1. 0321 Sous les vents contraires, le Roseau plie…


    Datte: 27/07/2025, Catégories: Entre-nous, Les hommes, Auteur: Fab75du31, Source: Hds

    Mars 2003.
    
    [Tu étais sur une lancée magique, Jérémie Tommasi, et tout te réussissait. Pendant les matches, tu marquais des points à tour de bras. Tes co-équipiers t’admiraient, tes adversaires te redoutaient, le public du stade vibrait à chacun de tes essais. Et ça te donnait comme une sorte de délicieuse ivresse qui te portait, qui te donnait des ailes, qui te poussait à te surpasser, à aller toujours plus loin.
    
    Sur le terrain, tu te sentais bien. Parce que tu te sentais à ta place. Parce que pendant deux fois quarante minutes, tu étais Tommasi12, un gars avec qui la moitié de la France voudrait jouer au rugby et être pote, et l’autre moitié coucher avec.
    
    Sur le terrain, tu n’étais que puissance, aisance, talent insolent. Tu étais l’incarnation de l’image que tu voulais donner de toi. Tu construisais ta légende personnelle match après match. On t’annonçait une carrière fulgurante. Certains te prédisaient même des matches en équipe nationale dès l’année prochaine.
    
    Chaque samedi, l’espace de deux ou trois mi-temps, tu oubliais tes doutes, tes interrogations, tes blessures. La peur qu’on découvre ton secret. Tu te sentais tout puissant, tu te sentais invincible, inarrêtable. Tu te sentais immortel. Et cette sensation était la plus grisante de toutes.
    
    Mais ton bel élan et tes faux sentiments de toutes puissances ont été stoppés nets, un samedi de mars, à quelques minutes de la fin de la mi-temps. Tu t’étais envolé, tu étais monté très haut. Et soudain, tu es ...
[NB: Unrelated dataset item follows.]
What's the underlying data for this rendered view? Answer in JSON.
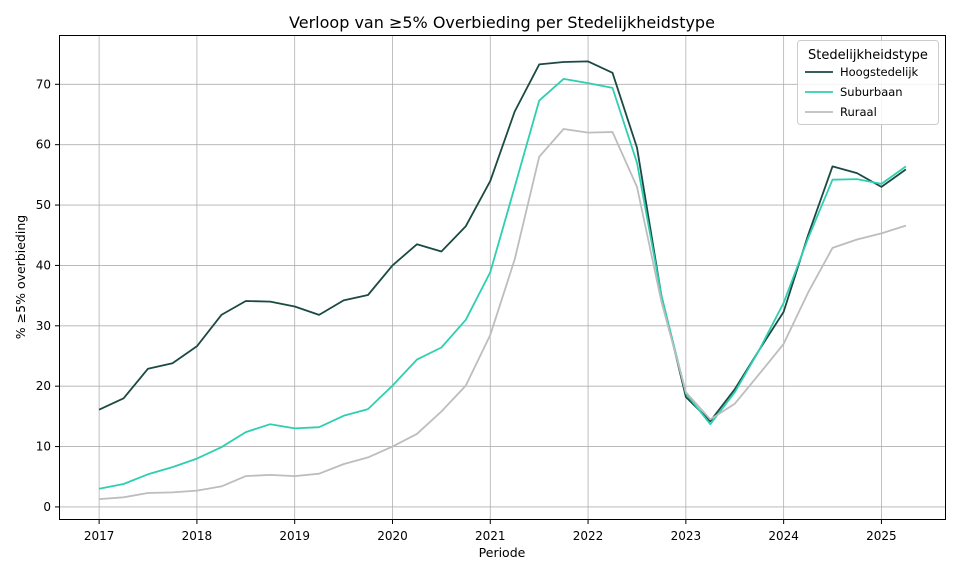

    ... redescendu sur terre, brutalement, au sens propre comme au sens figuré. Et ça a fait un mal de chien. La douleur physique et morale a été insoutenable.
    
    Aujourd’hui, tu es fracassé, dans ta chair et dans ton esprit. On t’annonce de longs mois de rééducation, loin du rugby. Huit mois, dans le meilleur des cas, loin de tout ce qui fait le sel de ta vie.
    
    Huit mois, ça te parait une éternité. Hier encore tu étais une star sportive montante, dans huit mois tu ne seras plus personne. Tu vas te démuscler, et beaucoup plus vite que tu t’es musclé. Tu vas perdre tous tes atouts. En huit mois, l’équipe va apprendre à se passer de toi. En huit mois, tout le monde va t’oublier. Tes coéquipiers, tes supporters, la direction de l’équipe. Ton contrat de joueur va-t-il seulement être renouvelé à la fin de la saison, alors que tu ne seras toujours pas revenu sur le terrain ?
    
    A quoi bon, au fond, puisque tu te dis que tu ne reviendras jamais au niveau d’avant ! Tu te dis que tes blessures sont trop graves. Et que même si tout se passe bien, tes tendons ne seront plus jamais aussi résistants qu’avec l’accident. Et même s’ils l’étaient, le souvenir de la douleur que tu as ressentie te tétanise. Tu ne veux plus jamais ressentir cette douleur atroce. Tu ne sais même plus si tu vas oser courir à nouveau un jour.
    
    Et encore moins jouer au rugby. Car depuis cet accident quelques chose a cassé dans ta tête. Jusqu’à c jour, le contact avec les adversaires ne t’a jamais fait peur. Tu y allais avec ...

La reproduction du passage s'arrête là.